I was about 26 when I realized that sopranos were considered dispensable.
I had recently moved back to my hometown after earning my Masters degree. At that church, one of the other soprano section leaders was someone I looked up to. She had fantastic technique, a family, maintained an active performing and teaching career, and had a PhD from Yale to boot.
The conductor at this church was, well, less qualified.
Less than a year after I had started, the conductor fired the singer, much to my dismay, the dismay of many in the choir as well as many members of the congregation that had come to love her over the course of many years. Why was she let go? The conductor told her that she had too many opinions that clashed with his own. In other words, she offered up too many suggestions in rehearsal for his taste. I failed to see how this could be interpreted any other way save as an insecure, petty boss getting rid of a high performer because he perceived her expertise and ideas as challenges to his authority.

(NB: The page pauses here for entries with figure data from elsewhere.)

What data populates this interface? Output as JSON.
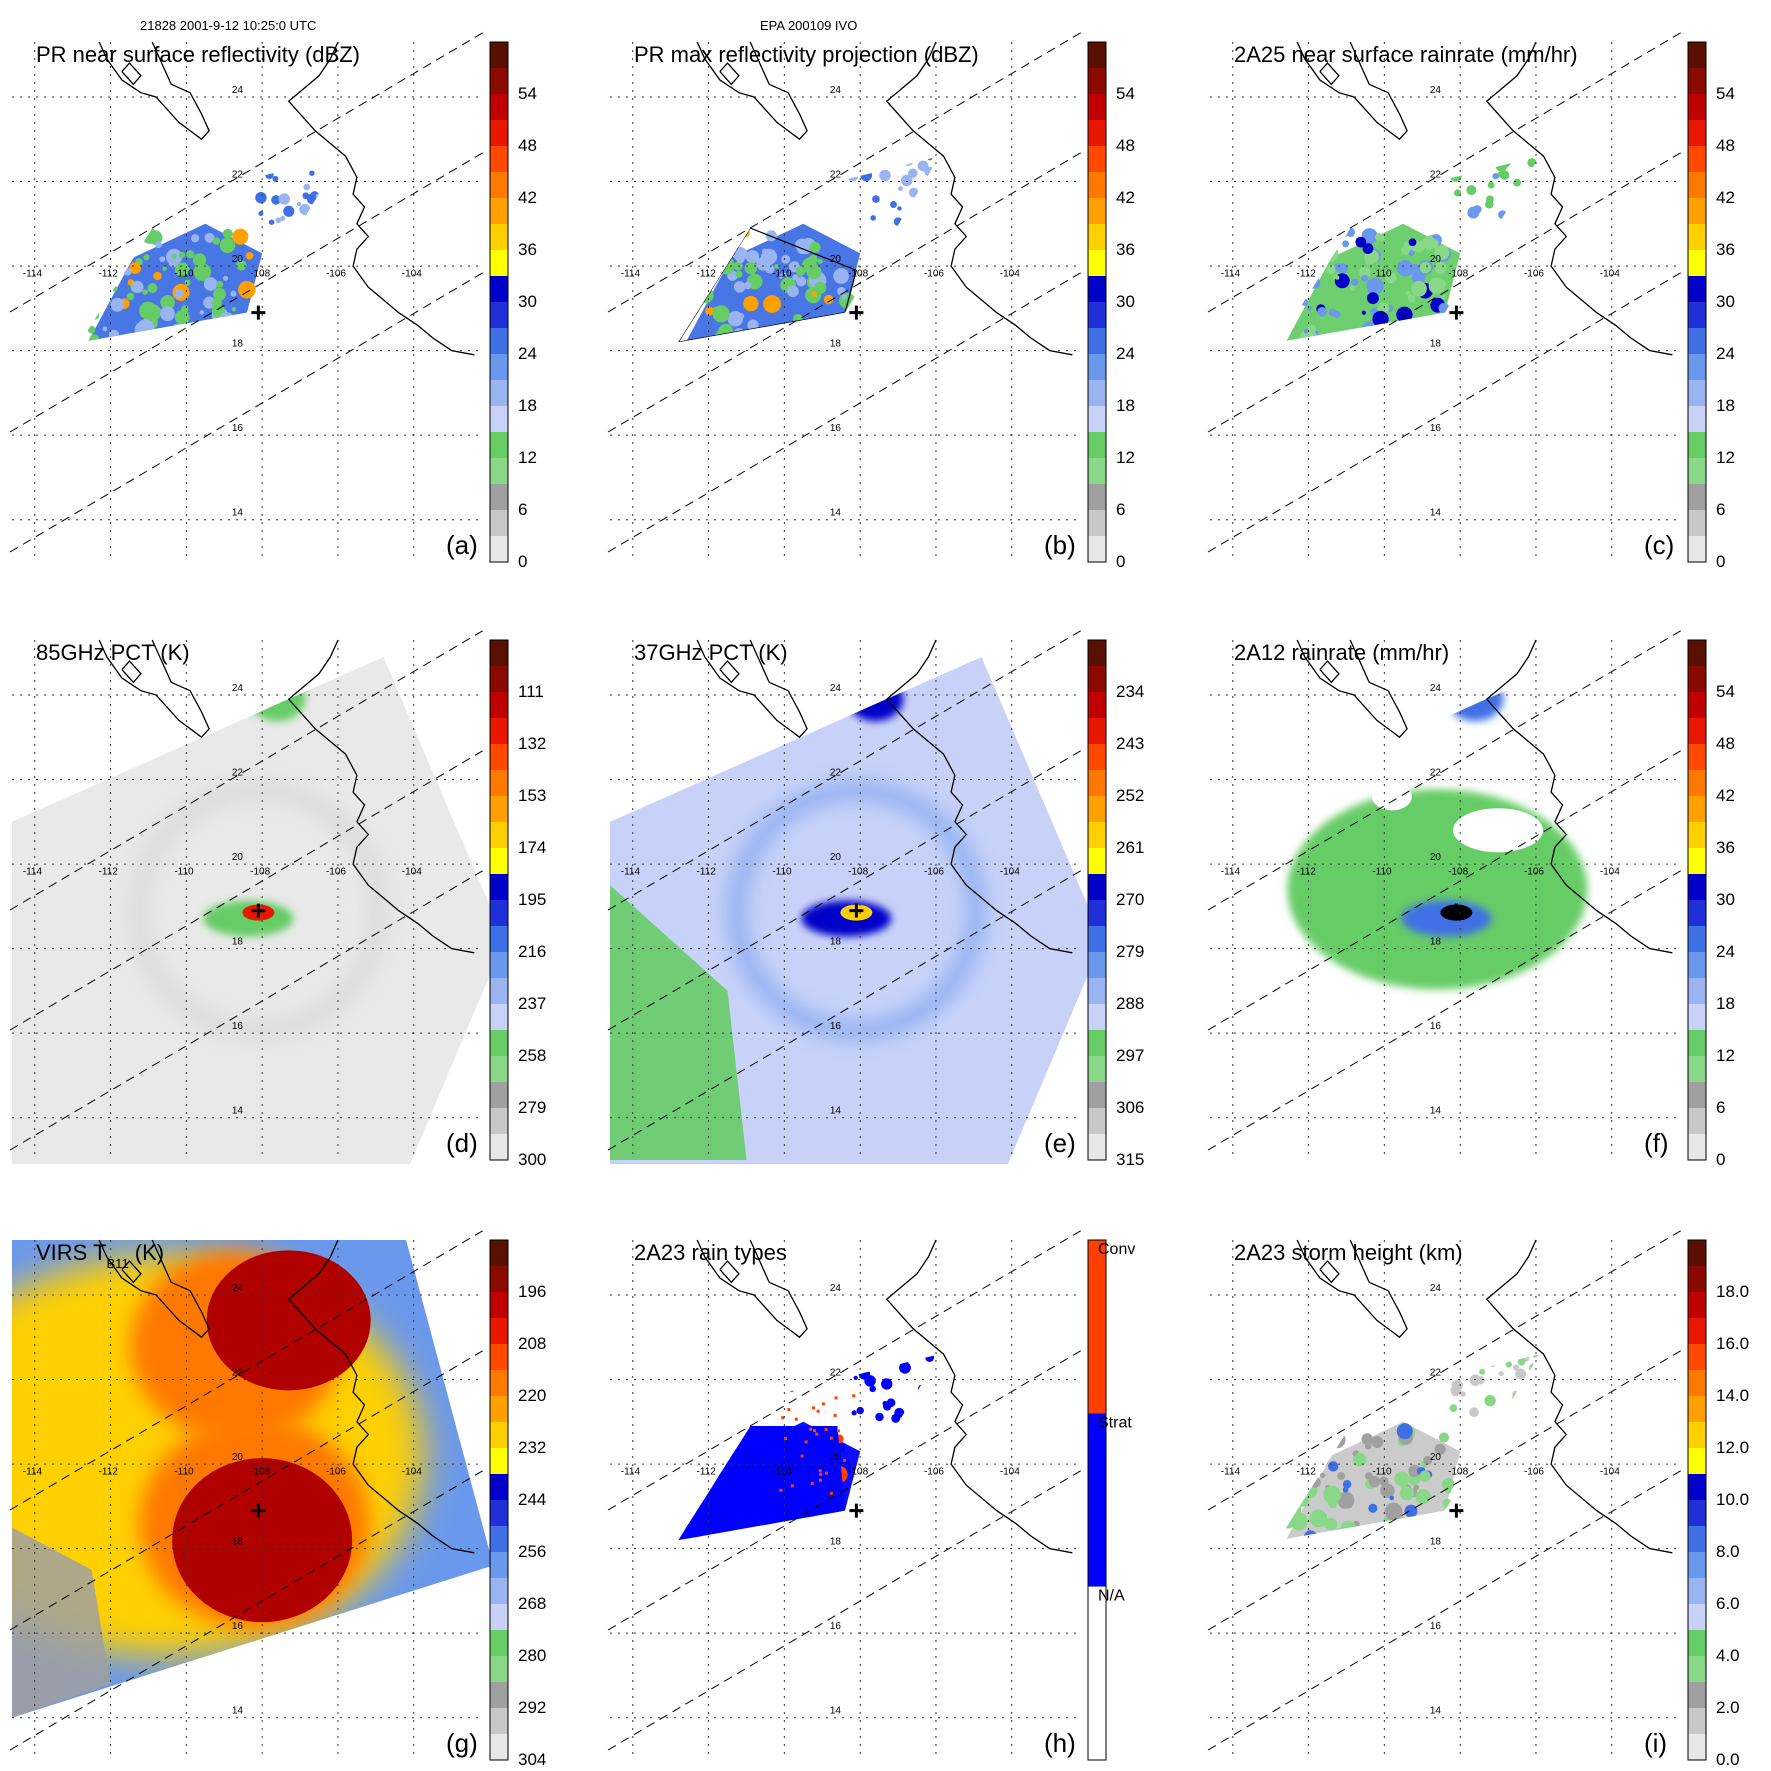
{
  "header": {
    "left": "21828 2001-9-12 10:25:0 UTC",
    "center": "EPA 200109 IVO"
  },
  "map": {
    "lon_labels": [
      "-114",
      "-112",
      "-110",
      "-108",
      "-106",
      "-104"
    ],
    "lat_labels": [
      "24",
      "22",
      "20",
      "18",
      "16",
      "14"
    ],
    "lon_values": [
      -114,
      -112,
      -110,
      -108,
      -106,
      -104
    ],
    "lat_values": [
      24,
      22,
      20,
      18,
      16,
      14
    ],
    "storm_center": {
      "lon": -108.1,
      "lat": 18.9
    }
  },
  "panels": [
    {
      "id": "a",
      "title": "PR near surface reflectivity (dBZ)",
      "letter": "(a)",
      "ticks": [
        "54",
        "48",
        "42",
        "36",
        "30",
        "24",
        "18",
        "12",
        "6",
        "0"
      ],
      "kind": "swath",
      "field": "refl"
    },
    {
      "id": "b",
      "title": "PR max reflectivity projection (dBZ)",
      "letter": "(b)",
      "ticks": [
        "54",
        "48",
        "42",
        "36",
        "30",
        "24",
        "18",
        "12",
        "6",
        "0"
      ],
      "kind": "swath",
      "field": "maxrefl"
    },
    {
      "id": "c",
      "title": "2A25 near surface rainrate (mm/hr)",
      "letter": "(c)",
      "ticks": [
        "54",
        "48",
        "42",
        "36",
        "30",
        "24",
        "18",
        "12",
        "6",
        "0"
      ],
      "kind": "swath",
      "field": "rain"
    },
    {
      "id": "d",
      "title": "85GHz PCT (K)",
      "letter": "(d)",
      "ticks": [
        "111",
        "132",
        "153",
        "174",
        "195",
        "216",
        "237",
        "258",
        "279",
        "300"
      ],
      "kind": "tmi",
      "field": "pct85"
    },
    {
      "id": "e",
      "title": "37GHz PCT (K)",
      "letter": "(e)",
      "ticks": [
        "234",
        "243",
        "252",
        "261",
        "270",
        "279",
        "288",
        "297",
        "306",
        "315"
      ],
      "kind": "tmi",
      "field": "pct37"
    },
    {
      "id": "f",
      "title": "2A12 rainrate (mm/hr)",
      "letter": "(f)",
      "ticks": [
        "54",
        "48",
        "42",
        "36",
        "30",
        "24",
        "18",
        "12",
        "6",
        "0"
      ],
      "kind": "tmi",
      "field": "rain12"
    },
    {
      "id": "g",
      "title": "VIRS T",
      "title_sub": "B11",
      "title_tail": " (K)",
      "letter": "(g)",
      "ticks": [
        "196",
        "208",
        "220",
        "232",
        "244",
        "256",
        "268",
        "280",
        "292",
        "304"
      ],
      "kind": "virs",
      "field": "virs"
    },
    {
      "id": "h",
      "title": "2A23 rain types",
      "letter": "(h)",
      "ticks": [
        "Conv",
        "Strat",
        "N/A"
      ],
      "kind": "swath",
      "field": "types"
    },
    {
      "id": "i",
      "title": "2A23 storm height (km)",
      "letter": "(i)",
      "ticks": [
        "18.0",
        "16.0",
        "14.0",
        "12.0",
        "10.0",
        "8.0",
        "6.0",
        "4.0",
        "2.0",
        "0.0"
      ],
      "kind": "swath",
      "field": "height"
    }
  ],
  "palette": {
    "levels": [
      "#ffffff",
      "#e8e8e8",
      "#c8c8c8",
      "#a0a0a0",
      "#88d888",
      "#66cc66",
      "#c8d2f8",
      "#9ab4f2",
      "#6a98ec",
      "#3f6fe4",
      "#1f30d8",
      "#0000c8",
      "#ffff00",
      "#ffd000",
      "#ffa000",
      "#ff7800",
      "#ff4800",
      "#e81800",
      "#c00000",
      "#8a0a00",
      "#5a1000"
    ],
    "types": [
      "#ffffff",
      "#0000ff",
      "#ff4000"
    ],
    "coast": "#000000",
    "track": "#000000"
  }
}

And that made me wonder. What, then, was the point of my continuing to educate myself and gain experience? I had assumed that, the older I got, the more I would be able to add value as a performer and a colleague. Were my peak choral singing days behind me, when I was a child who internalized instructions without question, engaged in hero worship of my teachers and whose highest motivation was to make no mistakes? Ever since that moment, I’ve felt there was a ticking timer following me in every professional singing gig I signed on to. How long would I be able to squeeze myself into a way of being I had long outgrown? How long would I be able to deny that I wanted to be treated like a professional, a colleague? I had been lucky over the course of my career to have positive experiences with certain choirs and conductors, but increasingly it felt like trying to find consistently respectful, let alone supportive, environments in which to make music was like looking for a needle in a hay stack.
Recently, I joined a choir after moving to a new city. While the conductor seemed nice at first, I noticed immediately that he tended to yell at volunteers during rehearsal quite frequently. Not only that, but he was not a terribly strong conductor. Many of the things he would blame others for were in fact due to his inability to show cues correctly.
Towards the beginning of the coronavirus, after three months where I had not been singing due to fear of infection, I returned, somewhat reluctantly, to the church. From the moment I set foot in the building, the conductor picked me out as someone to hassle. He mocked the idea of wearing masks in the church. He told me I wasn’t singing loudly enough. Later, rather than give me an opportunity to correct a simple mistake, he reamed me out in front of my colleagues, questioning whether I had ever sung the piece we were performing, or whether I had bothered to practice it (the answer to both of those questions was yes).
This was not the first time that I had been spoken to like that by a conductor, nor was it the first time that I had witnessed someone else being spoken to like that in a rehearsal. Generally, myself or other fellow singers would console the affected person after the incident, giving tons of free passes to the conductor for their behavior because, well, what else could we do?
“It’s just how he gets.”
“Don’t worry about it, everyone makes mistakes.”
“He did that to me last month.”
This time, however, was different. This time, I spoke up.
“When you speak to me that way, I get upset and it makes it difficult for me to correct my mistake,” I said, my voice shaking somewhat.
He looked shocked, and tried to pick a fight with me. I stood my ground and went on to sing perfectly during the service.
I walked out of that church and haven’t set foot in one since.
Coronavirus has exposed so many hidden power dynamics that we’ve all made our peace with in various ways, and this is one is no exception. Conductors rule the roost. There is no HR department, no independent source to appeal to. Clergy and administrators can occasionally be helpful, but even in those instances where they do become involved, there are often conductors who slip through the cracks and go on to create cruel professional environments wherever they go.
And why does this persist? There are many reasons, some of it having to do with the (predominantly male) cults of personality and perceived genius that have long ruled the music world. Partly, it's because of competition: in this world, one with too many talented singers and not enough slots to fill, the door is opened to insincere flattery, favors, special and horrible treatment, an overwhelming sense of insecurity. Partly, it’s because of budget: churches and arts organizations are constantly operating in an austerity cycle, and it’s very difficult to find conductors who will take on the mammoth job, in the case of churches, of playing the organ, planning music every week, managing payroll for musicians and conducting, sometimes anywhere from one to three ensembles, often comprised of singers of a variety of different ages, skill levels and needs. The pressures put on conductors are enormous and the support can be slim. Some deal with it more professionally than others. I would proffer that the way this system is currently set up can hurt conductors as much as it can hurt the musicians that perform with them.
Part of it, and the only part of it that I feel as though I can start to address, is the culture of silence that surrounds these kinds of abuses. That needs to stop.
There are so many other values involved in music: cooperation, community, the sense that the whole is both so much greater than and inextricably linked to its parts. My favorite conductors and ensembles run on a sense of mutual trust, a desire to support one another, to embrace humanity, differences, and mistakes as part of great music making, not anathema to it. What can we do to embrace and actively promote that kind of music making?